Here are some of the main usable verbs: attack, bite, break, climb, close, cover, cut, dance, drop, fold, give, go, hide, jump, leave, light, look, look at, move, open, pick, pick up, play, press, put, release, say, shower, sit, sleep, sneak, stand, steal, talk to, touch, turn off, turn on, unfold, unlock, use.

The first thing you will notice is the option to enable the LLM feature. To enable AI, click the link to Enable LLM and then click Install Player2. Follow the instructions to install the client application on your computer. You will have to create a free account. Then you must log in. So long as you have the client program running and logged in when you load the game page, you have AI enabled. This affects sections of the game that are marked with (Persuade Check). If you enable it, you will have an opportunity to persuade characters at certain points in the game. The AI is used to decide success or failure. It will also be used to evaluate the results of any psychological evaluation you may undergo during the game. The LLM as implemented in the game does not generate any visible text, it simply returns the word “success” to trigger a success condition, or anything else to trigger the failure condition. If you decide to leave the LLM disabled, you will fail these checks automatically, which does not preclude the possibility of winning. But you will not be able to attain the maximum score.
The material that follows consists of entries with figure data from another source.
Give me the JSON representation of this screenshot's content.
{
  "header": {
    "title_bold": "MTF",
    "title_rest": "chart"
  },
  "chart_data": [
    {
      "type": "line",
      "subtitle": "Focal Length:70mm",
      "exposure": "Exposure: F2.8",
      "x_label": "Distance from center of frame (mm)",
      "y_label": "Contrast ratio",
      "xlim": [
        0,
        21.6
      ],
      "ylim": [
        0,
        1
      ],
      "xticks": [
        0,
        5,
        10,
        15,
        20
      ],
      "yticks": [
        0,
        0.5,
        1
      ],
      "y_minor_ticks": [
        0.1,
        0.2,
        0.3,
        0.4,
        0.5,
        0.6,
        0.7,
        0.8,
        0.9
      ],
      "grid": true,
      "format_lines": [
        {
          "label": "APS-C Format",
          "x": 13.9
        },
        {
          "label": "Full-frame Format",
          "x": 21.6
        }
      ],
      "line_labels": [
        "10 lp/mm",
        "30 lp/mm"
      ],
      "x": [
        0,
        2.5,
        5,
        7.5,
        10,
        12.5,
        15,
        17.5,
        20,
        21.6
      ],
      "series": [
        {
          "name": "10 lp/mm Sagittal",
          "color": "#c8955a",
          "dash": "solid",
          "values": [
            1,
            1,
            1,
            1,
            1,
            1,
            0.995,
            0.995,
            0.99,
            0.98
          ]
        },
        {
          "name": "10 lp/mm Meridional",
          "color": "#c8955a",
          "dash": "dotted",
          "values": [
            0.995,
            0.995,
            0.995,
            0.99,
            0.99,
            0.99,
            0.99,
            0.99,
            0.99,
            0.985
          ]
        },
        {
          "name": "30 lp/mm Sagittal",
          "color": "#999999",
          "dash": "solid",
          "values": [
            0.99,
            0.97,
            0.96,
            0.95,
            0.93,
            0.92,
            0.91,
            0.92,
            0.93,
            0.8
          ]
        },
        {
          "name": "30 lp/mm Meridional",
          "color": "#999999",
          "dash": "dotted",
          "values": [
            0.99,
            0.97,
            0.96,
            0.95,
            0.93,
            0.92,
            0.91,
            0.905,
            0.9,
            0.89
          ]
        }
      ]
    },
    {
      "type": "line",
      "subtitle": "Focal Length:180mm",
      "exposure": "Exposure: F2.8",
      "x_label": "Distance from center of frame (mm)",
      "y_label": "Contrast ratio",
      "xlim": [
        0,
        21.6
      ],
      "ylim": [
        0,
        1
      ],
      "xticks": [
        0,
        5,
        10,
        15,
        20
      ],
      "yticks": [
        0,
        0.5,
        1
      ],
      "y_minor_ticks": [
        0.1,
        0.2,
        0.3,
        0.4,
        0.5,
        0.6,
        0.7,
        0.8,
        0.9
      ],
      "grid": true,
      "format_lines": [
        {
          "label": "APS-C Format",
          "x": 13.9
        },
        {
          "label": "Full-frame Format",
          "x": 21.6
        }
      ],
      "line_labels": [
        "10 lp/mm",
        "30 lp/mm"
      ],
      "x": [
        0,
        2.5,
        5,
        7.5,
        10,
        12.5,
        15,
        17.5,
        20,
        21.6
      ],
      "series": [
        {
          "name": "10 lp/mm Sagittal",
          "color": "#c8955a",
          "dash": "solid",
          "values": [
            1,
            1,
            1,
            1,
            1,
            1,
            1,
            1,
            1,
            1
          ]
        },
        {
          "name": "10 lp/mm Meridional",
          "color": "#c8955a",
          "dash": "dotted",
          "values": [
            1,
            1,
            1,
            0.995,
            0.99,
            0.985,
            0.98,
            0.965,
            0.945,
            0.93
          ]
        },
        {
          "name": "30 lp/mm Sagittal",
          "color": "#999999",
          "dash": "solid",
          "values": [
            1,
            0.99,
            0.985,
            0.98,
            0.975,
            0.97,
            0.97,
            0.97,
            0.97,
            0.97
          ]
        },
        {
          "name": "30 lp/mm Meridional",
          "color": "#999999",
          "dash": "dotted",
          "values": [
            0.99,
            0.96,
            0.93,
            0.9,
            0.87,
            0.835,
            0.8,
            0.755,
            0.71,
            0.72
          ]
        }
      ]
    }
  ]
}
I would be aghast if people got the impression that I designed the game this way deliberately to skirt the new AI rules. Actually the design principle is inspired by something I heard from an Interview with Michael Mateas, one of the authors of Facade. This was a statement he made during a discussion of their development of Facade 2, a project which has been cancelled.

“I’m most interested in [LLMs] actually as reasoning systems, as common sense reasoning systems… The interesting work is going to be work that combines LLMs as one piece of larger architectures, that still have lots of authored content in the larger architecture. But the LLM is able to elaborate, amplify that authored content and more importantly do common sense reasoning, being able to reason about things like would someone respond positively or negatively if blah blah blah. Normally you would have to code that up as rules, using the rule based AI. And it's very hard to hit all the cases and there’s always some case you can think of and so on. The promise of common sense reasoning is that it would have broad coverage. LLMs, having worked in AI academic and as a developer since 1996, this is by far the closest that I’ve seen us come to something that could legitimately be considered a common sense reasoner with broad coverage, so that’s really exciting… I’m not interested in content generation abilities. I’m interested in these reasoning abilities.”

So the working theory behind my game is that rules-based AI is better for open-ended dialogue situations, in which there are many possible questions you could ask. But for situations in which you only need to judge if the character’s response to dialogue is generally positive or negative, an LLM is appropriate. This largely avoids the time delay problem, since these situations are a very small minority of the interactions.